Being in a building that is on fire can be a terrifying experience for anyone, but kids can feel even more overwhelmed if they don’t understand what’s happening or don’t know what to do. Here are some ways to discuss fire safety with your children.

Talk About Fire Hazards and Keep Dangerous Objects Out of Reach
Many fires start when children are playing with matches or lighters. Discussing the danger and telling your kids not to touch hazardous objects may not be enough. Store those items where your kids can’t get to them. Teach young children not to touch the stove. If necessary, use a gate to keep them out of the kitchen. 

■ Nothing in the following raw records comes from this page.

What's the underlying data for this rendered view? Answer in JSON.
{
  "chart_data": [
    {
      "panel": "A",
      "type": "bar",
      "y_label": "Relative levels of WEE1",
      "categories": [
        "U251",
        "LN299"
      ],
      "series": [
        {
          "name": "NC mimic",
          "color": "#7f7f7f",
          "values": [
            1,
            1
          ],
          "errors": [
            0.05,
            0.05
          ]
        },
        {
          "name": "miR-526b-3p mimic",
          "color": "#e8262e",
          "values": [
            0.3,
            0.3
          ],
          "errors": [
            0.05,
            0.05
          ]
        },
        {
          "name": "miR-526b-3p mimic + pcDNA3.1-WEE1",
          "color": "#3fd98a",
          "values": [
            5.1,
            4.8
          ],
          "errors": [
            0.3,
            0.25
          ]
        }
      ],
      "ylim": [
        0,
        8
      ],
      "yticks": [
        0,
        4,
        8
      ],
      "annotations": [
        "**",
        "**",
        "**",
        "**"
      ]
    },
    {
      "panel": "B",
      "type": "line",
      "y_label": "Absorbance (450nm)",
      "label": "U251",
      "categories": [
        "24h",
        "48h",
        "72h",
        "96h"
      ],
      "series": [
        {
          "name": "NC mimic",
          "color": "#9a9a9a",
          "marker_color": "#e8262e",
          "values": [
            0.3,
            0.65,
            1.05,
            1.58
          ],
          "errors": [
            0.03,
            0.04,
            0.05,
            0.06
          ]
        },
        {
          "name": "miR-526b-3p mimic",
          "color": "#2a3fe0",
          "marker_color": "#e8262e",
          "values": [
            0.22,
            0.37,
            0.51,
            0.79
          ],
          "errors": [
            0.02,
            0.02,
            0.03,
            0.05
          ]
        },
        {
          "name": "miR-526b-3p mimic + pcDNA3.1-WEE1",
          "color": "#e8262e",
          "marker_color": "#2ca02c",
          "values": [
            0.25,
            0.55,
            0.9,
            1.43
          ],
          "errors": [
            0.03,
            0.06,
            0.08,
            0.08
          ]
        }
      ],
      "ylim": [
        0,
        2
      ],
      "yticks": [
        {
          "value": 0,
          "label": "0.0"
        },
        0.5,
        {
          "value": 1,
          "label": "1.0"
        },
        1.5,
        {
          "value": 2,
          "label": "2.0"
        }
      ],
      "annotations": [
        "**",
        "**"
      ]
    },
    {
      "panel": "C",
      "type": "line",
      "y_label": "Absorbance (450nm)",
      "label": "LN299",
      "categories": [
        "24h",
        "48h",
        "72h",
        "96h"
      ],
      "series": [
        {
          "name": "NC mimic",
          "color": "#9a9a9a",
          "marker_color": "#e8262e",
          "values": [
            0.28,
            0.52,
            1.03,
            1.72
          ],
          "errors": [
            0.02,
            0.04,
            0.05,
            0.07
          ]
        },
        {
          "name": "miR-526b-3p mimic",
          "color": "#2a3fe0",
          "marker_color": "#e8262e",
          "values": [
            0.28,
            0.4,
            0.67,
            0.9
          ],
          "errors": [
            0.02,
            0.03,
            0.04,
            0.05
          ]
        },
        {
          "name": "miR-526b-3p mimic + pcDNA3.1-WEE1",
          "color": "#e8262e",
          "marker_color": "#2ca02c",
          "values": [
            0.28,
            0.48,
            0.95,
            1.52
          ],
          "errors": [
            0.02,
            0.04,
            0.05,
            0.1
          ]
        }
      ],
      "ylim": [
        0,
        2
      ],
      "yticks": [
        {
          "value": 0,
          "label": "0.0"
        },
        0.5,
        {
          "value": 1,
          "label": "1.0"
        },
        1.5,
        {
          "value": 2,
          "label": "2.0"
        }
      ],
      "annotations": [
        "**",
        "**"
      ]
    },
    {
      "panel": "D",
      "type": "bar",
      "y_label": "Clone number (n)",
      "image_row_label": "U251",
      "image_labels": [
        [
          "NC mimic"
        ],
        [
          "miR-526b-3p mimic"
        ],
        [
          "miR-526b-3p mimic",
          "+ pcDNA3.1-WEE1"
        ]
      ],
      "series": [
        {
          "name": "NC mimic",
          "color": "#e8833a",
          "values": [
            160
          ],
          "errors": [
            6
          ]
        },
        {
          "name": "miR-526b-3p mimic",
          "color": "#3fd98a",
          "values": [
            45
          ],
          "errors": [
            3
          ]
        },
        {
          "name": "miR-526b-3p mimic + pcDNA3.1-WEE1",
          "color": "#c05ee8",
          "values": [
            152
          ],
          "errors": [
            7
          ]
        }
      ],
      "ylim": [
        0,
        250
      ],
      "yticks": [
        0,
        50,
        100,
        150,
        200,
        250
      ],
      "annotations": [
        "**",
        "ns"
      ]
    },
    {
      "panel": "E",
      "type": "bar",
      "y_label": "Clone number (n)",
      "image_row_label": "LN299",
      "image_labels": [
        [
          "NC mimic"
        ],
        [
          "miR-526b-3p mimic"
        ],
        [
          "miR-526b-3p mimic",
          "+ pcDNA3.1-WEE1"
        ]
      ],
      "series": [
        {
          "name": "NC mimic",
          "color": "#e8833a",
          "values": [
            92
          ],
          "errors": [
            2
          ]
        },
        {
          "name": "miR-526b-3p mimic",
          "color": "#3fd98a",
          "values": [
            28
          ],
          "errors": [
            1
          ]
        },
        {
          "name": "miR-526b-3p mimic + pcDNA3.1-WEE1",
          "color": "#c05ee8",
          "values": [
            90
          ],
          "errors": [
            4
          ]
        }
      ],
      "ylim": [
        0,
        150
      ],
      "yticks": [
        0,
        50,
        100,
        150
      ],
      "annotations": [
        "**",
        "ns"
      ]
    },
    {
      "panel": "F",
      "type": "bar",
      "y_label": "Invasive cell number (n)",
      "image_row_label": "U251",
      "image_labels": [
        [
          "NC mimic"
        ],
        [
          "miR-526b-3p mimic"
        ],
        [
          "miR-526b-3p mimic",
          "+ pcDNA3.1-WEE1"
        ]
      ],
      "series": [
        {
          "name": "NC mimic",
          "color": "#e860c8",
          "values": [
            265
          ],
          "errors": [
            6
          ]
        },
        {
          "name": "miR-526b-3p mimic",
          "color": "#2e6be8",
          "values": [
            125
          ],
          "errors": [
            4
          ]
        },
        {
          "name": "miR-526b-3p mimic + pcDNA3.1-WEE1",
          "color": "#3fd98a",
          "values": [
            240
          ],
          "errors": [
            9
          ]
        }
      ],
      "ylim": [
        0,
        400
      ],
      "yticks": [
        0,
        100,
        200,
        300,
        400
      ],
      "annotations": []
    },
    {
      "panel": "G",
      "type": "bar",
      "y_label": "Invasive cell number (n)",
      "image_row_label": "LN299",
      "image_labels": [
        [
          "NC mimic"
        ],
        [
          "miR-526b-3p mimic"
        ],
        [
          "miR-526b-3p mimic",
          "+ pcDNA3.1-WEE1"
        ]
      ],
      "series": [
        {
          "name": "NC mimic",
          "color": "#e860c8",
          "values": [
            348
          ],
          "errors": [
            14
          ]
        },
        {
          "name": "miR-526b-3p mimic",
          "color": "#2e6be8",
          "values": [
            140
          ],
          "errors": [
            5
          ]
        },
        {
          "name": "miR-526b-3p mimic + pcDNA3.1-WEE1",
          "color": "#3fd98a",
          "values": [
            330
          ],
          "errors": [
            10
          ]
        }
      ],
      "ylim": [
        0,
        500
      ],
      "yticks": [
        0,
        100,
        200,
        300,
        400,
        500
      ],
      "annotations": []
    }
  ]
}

Make Sure Your Kids Know What to Do if a Fire Occurs
Walk through your home, point out smoke detectors and explain that they make a sound if there is a fire. Let your kids hear the sound so they’ll recognize it if a smoke detector goes off. Check smoke alarms monthly and replace the batteries at least once a year.

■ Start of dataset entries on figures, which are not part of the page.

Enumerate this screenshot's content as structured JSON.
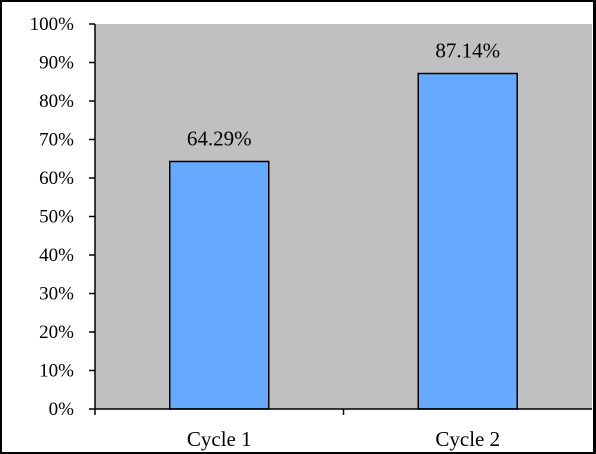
{
  "chart_data": {
    "type": "bar",
    "title": "",
    "xlabel": "",
    "ylabel": "",
    "categories": [
      "Cycle 1",
      "Cycle 2"
    ],
    "values": [
      64.29,
      87.14
    ],
    "data_labels": [
      "64.29%",
      "87.14%"
    ],
    "yticks": [
      "0%",
      "10%",
      "20%",
      "30%",
      "40%",
      "50%",
      "60%",
      "70%",
      "80%",
      "90%",
      "100%"
    ],
    "ylim": [
      0,
      100
    ],
    "grid": false,
    "legend": "none",
    "colors": {
      "plot_background": "#c0c0c0",
      "bar_fill": "#66aaff",
      "bar_stroke": "#000000"
    }
  }
}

Explain that if there is a fire, everyone should get out of the house as quickly as possible. Point out ways to escape from every room in the house. Ideally, there should be two exits from each room. 

Make sure that windows can be opened easily and that screens can be removed, even by a young child. Get escape ladders for rooms on the second floor and teach your kids how to use them.

Teach your children how to stop, drop and roll if their clothes catch fire. Explain that running can give the fire oxygen and make things worse.

Designate a meeting place where all family members should go after evacuating the house. Stress that once they get outside, they should not go back in the house for any reason—not to save a family member, pet or possession. If someone is trapped inside, they should tell a firefighter. 

Make sure every child knows how to call 911. Tell them to call from a cell phone or from a neighbor’s home. Stress that they should always get out of the house first. 

Have Fire Drills
Talking about what to do in the event of a fire can be helpful, but practicing can make it sink in more. Have your children climb out of a window and crawl out of the house blindfolded, because in a real fire, smoke may make it difficult to see and breathe. 

Have fire drills on a regular basis, preferably once a month and at different times of day, including in the middle of the night. Don’t tell your kids about fire drills ahead of time. You want them to learn to spring into action quickly so they will be prepared to do so if there is a real fire.